ECLI:NL:GHLEE:2002:AE4021
Gerechtshof Leeuwarden
- Hoger beroep
- M. Mollema
- J. Meijeringh
- A. Verschuur
- Rechtspraak.nl
Hoger beroep van een kort geding vonnis inzake niet-ontvankelijkheid van de appellant
In deze zaak, die voor het Gerechtshof Leeuwarden diende, ging het om een hoger beroep ingesteld door de appellant tegen een kort geding vonnis van de rechtbank Groningen, uitgesproken op 26 juli 2001. De appellant, vertegenwoordigd door procureur mr. A.H. Lanting, had hoger beroep ingesteld tegen de Centrale Orgaan Opvang Asielzoekers (COA), vertegenwoordigd door procureur mr. J.V. van Ophem. Het hof oordeelde dat de appellant niet ontvankelijk was in zijn hoger beroep, omdat hij in eerste aanleg niet was verschenen en het vonnis bij verstek was gewezen. Volgens het oude procesrecht, dat van toepassing was tot 1 januari 2002, staat voor een gedaagde tegen wie in eerste aanleg verstek is verleend geen principaal hoger beroep open. De appellant had in plaats van hoger beroep verzet moeten aantekenen tegen het vonnis van de rechtbank.

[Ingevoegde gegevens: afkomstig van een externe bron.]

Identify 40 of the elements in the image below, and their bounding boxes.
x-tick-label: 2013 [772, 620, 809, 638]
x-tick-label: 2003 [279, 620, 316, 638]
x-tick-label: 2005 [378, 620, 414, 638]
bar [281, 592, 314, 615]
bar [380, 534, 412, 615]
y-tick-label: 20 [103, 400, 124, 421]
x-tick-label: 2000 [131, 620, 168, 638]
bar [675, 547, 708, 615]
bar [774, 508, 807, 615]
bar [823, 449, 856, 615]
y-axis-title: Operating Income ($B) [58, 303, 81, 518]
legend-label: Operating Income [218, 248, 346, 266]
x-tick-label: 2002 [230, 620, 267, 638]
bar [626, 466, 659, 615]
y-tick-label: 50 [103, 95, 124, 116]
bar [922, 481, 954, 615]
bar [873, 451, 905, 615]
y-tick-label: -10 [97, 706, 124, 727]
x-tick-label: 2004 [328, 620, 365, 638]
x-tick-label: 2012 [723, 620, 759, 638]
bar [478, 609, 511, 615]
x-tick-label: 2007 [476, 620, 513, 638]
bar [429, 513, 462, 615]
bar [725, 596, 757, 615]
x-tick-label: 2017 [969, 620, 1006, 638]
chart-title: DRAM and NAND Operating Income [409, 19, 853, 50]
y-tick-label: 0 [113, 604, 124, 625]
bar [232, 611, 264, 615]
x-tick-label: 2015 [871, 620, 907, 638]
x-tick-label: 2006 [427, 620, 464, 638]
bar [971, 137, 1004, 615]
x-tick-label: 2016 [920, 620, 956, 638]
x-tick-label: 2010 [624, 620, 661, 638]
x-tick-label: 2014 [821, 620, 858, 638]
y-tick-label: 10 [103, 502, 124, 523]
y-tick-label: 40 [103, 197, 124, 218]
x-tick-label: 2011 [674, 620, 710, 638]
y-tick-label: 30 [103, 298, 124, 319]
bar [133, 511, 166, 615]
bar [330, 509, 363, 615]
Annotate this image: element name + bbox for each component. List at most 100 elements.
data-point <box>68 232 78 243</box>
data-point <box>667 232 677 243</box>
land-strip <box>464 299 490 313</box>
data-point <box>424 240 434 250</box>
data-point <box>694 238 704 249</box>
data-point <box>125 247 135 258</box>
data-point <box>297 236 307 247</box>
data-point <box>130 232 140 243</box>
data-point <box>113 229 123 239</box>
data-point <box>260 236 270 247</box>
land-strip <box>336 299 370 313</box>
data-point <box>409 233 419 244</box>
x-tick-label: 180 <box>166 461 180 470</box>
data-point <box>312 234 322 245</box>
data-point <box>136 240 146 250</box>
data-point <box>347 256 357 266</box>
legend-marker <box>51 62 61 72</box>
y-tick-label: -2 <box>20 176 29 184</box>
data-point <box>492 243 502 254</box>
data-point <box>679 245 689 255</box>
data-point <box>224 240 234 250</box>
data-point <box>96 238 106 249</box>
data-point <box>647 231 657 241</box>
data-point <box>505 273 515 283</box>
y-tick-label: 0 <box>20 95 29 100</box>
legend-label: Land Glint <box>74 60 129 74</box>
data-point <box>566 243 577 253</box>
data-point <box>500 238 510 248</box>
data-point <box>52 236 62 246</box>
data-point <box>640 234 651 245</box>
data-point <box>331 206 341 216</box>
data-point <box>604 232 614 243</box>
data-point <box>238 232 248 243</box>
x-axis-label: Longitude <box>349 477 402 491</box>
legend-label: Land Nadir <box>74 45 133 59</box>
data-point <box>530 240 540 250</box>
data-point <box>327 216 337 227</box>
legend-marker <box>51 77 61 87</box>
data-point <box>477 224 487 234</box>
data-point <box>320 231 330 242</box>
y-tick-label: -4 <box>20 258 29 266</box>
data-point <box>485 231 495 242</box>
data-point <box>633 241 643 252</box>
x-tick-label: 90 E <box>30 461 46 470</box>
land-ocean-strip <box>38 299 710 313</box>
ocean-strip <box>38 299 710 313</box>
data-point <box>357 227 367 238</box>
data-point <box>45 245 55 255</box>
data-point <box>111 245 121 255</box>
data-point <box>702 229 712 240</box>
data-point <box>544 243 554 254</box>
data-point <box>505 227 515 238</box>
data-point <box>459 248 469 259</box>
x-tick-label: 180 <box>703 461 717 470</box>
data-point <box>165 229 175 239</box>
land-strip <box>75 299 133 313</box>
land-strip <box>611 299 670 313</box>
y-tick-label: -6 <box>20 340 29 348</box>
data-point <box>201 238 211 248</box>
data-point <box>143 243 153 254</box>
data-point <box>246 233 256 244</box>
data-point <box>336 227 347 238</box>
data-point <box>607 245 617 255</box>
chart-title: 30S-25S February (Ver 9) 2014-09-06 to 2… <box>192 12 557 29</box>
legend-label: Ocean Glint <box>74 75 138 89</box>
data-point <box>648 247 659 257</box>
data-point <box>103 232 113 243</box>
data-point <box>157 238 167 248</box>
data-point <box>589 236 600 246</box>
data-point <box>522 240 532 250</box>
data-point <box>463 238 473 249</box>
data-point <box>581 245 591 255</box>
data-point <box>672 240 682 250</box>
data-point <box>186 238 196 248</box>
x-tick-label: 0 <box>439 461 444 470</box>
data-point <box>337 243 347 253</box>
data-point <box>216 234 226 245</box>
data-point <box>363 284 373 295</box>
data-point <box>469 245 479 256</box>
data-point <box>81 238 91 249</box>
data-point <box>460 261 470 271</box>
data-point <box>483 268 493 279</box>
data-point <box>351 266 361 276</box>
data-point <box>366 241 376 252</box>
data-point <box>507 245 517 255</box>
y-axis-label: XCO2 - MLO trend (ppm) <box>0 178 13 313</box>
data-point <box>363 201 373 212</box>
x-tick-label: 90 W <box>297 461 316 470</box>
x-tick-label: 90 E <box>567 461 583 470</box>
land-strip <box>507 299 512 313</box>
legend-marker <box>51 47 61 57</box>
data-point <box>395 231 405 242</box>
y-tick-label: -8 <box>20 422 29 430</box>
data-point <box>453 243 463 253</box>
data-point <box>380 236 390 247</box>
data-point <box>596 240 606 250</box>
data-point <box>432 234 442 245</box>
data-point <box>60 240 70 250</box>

Het hof concludeerde dat de wet geen regeling biedt voor de situatie waarin de appellant zich bevond, en dat het hof niet de mogelijkheid had om de zaak te verwijzen naar de rechtbank Groningen. De beslissing van het hof was dat de appellant niet ontvankelijk werd verklaard in zijn hoger beroep tegen het kort geding vonnis van de president van de rechtbank Groningen. Tevens werd de appellant veroordeeld in de kosten van de procedure in hoger beroep, die aan de zijde van COA werden begroot op Euro 215,55 voor verschotten en Euro 771,14 voor het salaris van de procureur.
De uitspraak werd gedaan door de eerste kamer voor burgerlijke zaken van het Gerechtshof Leeuwarden op 12 juni 2002, waarbij mr. Mollema als vice-president de uitspraak deed in tegenwoordigheid van griffier Bilstra.